Belgian flavour: (From left) Nathalie Descamps, Severine Coruilain, Wouter Claes, Steffi Annys and coach Alan McLain after their practice session in Bangalore on Saturday. DH photo

“Badminton is not at all big in Belgium, it’s more of a recreational activity,” he says as his five wards wind up their day’s practice at the TATA Padukone Badminton Academy.

McLain, 48, took up coaching when he stopped playing at the age of 32. In his 16 years of coaching, he says, he has seen a steady growth of the game in his country, though much remains to be done. “From a couple of players a few years ago, we have moved on to fielding a larger group of players competing at the international level now. That’s an encouraging sign for the game at large and for me also as a coach,” points out McLain, who arrived in the City on Saturday morning with his players to prepare for the World Badminton Championship in Hyderabad from August 10.

The Belgians are here to acclimatise to Indian conditions, though McLain is aware that conditions in Bangalore and Hyderabad are not quite the same. “I know it’s a bit warmer in Hyderabad, but we will at least get used to the food here. Plus, we also needed quality sparring partners for our players and when Go Sports approached us, we readily agreed to travel down here,” he explains.

The country’s top men’s and women’s singles players, Yuhan Tan and Lianne Tan -- siblings born to an Indonesian father -- are currently training in Indonesia.
The duo will join the group of Wouter Claes, Fred Mawet, Nathalie Descamps, Steffi Annys and Severine Coruilain in Hyderebad.

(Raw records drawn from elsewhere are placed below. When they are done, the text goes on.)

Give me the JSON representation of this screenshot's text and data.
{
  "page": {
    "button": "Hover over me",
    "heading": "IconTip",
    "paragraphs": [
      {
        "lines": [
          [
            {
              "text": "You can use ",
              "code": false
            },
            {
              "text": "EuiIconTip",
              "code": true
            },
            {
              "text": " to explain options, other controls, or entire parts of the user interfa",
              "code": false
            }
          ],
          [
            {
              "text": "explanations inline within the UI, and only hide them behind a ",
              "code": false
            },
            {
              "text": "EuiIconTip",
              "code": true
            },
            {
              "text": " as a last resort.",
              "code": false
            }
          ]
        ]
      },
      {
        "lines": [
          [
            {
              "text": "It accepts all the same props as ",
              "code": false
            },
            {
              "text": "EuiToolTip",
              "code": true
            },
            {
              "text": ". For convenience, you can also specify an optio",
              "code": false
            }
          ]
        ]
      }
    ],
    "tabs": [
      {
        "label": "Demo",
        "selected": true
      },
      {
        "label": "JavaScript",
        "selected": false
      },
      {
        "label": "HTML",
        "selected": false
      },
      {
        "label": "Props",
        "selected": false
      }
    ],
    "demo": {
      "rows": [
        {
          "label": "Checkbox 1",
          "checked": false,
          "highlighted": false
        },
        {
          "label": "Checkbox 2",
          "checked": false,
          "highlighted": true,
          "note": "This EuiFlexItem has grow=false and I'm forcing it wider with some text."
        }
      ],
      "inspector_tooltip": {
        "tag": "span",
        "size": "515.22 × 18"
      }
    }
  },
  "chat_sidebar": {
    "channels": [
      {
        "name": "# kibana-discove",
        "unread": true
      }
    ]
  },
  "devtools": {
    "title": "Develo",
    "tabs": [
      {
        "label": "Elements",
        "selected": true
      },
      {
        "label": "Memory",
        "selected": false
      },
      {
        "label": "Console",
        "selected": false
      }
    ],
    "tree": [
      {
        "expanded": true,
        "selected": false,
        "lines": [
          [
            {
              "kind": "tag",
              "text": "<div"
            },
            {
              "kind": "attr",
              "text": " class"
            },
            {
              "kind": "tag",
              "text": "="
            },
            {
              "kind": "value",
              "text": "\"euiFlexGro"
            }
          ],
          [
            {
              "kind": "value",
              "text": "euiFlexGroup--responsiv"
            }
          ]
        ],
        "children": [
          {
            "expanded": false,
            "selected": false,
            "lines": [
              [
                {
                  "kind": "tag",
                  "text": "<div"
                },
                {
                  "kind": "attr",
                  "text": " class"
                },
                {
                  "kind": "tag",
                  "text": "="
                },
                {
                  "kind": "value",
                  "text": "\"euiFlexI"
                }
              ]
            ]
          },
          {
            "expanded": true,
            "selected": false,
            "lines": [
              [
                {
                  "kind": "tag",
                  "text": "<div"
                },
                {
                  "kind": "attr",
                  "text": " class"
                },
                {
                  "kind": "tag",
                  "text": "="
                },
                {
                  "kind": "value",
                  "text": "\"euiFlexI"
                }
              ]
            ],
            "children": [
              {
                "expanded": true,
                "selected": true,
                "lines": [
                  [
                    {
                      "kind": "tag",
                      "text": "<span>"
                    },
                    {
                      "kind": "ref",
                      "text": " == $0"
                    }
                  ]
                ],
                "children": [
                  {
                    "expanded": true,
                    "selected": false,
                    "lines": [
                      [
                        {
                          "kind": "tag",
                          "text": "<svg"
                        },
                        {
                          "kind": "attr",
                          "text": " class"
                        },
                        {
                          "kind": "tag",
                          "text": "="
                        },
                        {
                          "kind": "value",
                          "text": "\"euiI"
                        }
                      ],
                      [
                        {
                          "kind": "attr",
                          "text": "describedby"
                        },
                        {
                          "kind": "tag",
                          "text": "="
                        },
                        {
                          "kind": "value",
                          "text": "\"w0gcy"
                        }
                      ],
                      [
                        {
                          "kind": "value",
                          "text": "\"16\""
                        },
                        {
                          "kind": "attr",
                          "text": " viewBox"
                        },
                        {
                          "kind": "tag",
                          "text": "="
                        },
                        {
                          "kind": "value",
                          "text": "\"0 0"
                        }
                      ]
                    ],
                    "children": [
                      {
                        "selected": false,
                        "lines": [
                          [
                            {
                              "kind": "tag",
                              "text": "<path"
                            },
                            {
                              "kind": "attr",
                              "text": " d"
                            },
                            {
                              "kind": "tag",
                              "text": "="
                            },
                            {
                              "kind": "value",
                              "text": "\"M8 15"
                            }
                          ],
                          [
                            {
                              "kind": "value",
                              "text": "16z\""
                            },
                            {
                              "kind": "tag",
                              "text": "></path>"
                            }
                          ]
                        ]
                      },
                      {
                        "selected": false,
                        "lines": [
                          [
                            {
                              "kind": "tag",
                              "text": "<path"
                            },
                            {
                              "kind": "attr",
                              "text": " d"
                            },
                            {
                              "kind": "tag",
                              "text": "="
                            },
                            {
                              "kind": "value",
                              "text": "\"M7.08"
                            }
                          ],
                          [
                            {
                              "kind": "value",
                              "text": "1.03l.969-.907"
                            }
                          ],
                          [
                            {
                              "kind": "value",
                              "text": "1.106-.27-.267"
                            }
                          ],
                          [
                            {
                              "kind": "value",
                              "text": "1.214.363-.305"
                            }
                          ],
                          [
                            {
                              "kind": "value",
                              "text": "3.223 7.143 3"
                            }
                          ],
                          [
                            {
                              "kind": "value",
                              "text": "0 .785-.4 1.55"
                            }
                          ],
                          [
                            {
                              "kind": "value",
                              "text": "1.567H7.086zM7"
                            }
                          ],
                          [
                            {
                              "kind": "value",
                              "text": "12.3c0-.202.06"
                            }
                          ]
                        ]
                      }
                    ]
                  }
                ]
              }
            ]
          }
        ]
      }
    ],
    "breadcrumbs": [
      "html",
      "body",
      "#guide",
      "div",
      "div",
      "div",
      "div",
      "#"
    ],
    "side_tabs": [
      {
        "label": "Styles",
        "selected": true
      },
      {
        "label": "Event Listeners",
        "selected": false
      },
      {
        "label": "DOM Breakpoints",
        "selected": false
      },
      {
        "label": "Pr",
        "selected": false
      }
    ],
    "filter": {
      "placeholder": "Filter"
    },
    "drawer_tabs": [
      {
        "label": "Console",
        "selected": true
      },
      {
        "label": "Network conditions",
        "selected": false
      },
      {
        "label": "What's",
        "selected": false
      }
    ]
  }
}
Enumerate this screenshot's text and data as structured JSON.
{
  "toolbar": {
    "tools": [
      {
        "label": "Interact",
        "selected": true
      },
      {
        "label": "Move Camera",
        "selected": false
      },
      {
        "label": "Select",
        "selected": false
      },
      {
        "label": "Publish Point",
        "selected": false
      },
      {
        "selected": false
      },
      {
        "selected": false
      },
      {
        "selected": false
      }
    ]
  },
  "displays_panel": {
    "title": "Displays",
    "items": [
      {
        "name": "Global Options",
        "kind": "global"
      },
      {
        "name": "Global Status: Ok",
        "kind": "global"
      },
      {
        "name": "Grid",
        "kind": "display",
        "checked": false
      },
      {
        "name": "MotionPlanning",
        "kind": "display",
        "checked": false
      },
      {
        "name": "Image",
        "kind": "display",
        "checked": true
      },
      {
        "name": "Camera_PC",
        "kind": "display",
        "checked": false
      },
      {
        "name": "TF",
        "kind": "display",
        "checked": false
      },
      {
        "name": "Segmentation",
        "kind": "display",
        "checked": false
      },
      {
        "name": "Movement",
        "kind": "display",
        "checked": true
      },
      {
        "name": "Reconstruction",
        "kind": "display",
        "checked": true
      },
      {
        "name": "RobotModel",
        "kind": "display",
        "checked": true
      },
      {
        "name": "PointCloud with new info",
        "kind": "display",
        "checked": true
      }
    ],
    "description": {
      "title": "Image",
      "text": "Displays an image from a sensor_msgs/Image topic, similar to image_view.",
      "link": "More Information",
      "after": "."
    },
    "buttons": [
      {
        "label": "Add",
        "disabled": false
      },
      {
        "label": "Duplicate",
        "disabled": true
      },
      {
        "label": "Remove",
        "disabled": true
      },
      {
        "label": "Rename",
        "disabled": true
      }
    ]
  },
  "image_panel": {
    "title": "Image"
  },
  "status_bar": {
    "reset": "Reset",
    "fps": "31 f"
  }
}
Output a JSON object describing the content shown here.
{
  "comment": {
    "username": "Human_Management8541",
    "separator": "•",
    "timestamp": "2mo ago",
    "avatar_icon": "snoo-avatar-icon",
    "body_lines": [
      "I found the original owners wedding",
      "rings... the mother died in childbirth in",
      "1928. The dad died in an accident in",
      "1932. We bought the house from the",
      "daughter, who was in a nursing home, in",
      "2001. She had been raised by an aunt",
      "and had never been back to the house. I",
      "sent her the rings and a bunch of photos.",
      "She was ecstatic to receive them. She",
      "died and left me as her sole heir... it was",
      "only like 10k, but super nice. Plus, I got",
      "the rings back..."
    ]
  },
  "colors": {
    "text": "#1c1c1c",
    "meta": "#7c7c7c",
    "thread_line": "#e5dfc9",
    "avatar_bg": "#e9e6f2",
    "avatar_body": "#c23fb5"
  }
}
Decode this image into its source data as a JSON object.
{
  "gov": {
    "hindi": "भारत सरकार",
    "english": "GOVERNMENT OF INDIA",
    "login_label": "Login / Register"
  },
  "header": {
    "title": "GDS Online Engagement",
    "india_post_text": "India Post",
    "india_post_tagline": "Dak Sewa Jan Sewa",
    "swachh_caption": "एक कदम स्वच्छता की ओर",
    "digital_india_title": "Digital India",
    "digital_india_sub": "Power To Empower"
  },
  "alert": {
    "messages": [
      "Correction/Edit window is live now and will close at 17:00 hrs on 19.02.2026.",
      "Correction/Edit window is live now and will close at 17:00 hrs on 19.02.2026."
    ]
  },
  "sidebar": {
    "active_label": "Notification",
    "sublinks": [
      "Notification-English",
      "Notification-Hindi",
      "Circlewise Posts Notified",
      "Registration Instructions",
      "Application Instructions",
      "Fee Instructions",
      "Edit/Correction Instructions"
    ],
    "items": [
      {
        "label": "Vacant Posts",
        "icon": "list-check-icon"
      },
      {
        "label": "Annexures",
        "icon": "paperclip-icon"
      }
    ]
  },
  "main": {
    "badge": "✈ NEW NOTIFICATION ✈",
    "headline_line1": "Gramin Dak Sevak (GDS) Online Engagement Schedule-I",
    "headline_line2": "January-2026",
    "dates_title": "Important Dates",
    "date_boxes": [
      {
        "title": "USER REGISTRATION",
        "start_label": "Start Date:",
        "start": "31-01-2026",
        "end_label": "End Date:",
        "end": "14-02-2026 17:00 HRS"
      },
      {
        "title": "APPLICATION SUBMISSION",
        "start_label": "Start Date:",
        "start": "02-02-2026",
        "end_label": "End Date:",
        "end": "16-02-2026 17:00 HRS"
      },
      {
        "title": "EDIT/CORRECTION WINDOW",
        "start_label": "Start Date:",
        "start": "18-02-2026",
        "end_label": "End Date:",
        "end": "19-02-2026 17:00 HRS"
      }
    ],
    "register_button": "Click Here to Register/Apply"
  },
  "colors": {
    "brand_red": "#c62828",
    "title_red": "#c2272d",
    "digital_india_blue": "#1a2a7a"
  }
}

Claes, Belgium’s top doubles player, reached the quarterfinals of the European Championships last year and according to McLain, that remains their countries’ best show so far at the international level in any category.

Claes, 33, doesn’t quite lament the state of the game in his country, but agrees it’s a struggle to be a badminton player in Belgium.

“There is not much coverage for badminton in Belgium, be it in the print or electronic media. With the Tour de France on, you can see the first six pages of sport dedicated to cycling,” he says.

McLain butts in: “It’s tough to be a badminton player in our country. There is not much money and players are either doing part-time jobs or are students supported by their parents.”

McLain feels the proposed move to recruit badminton players in the army may help the game’s cause. “It’s (recruitment) starting in September and if that happens, it will be a big step forward. The assurance of a job, which you need to attend only half a day a week, will certainly attract more people to badminton,” he remarks, hopefully.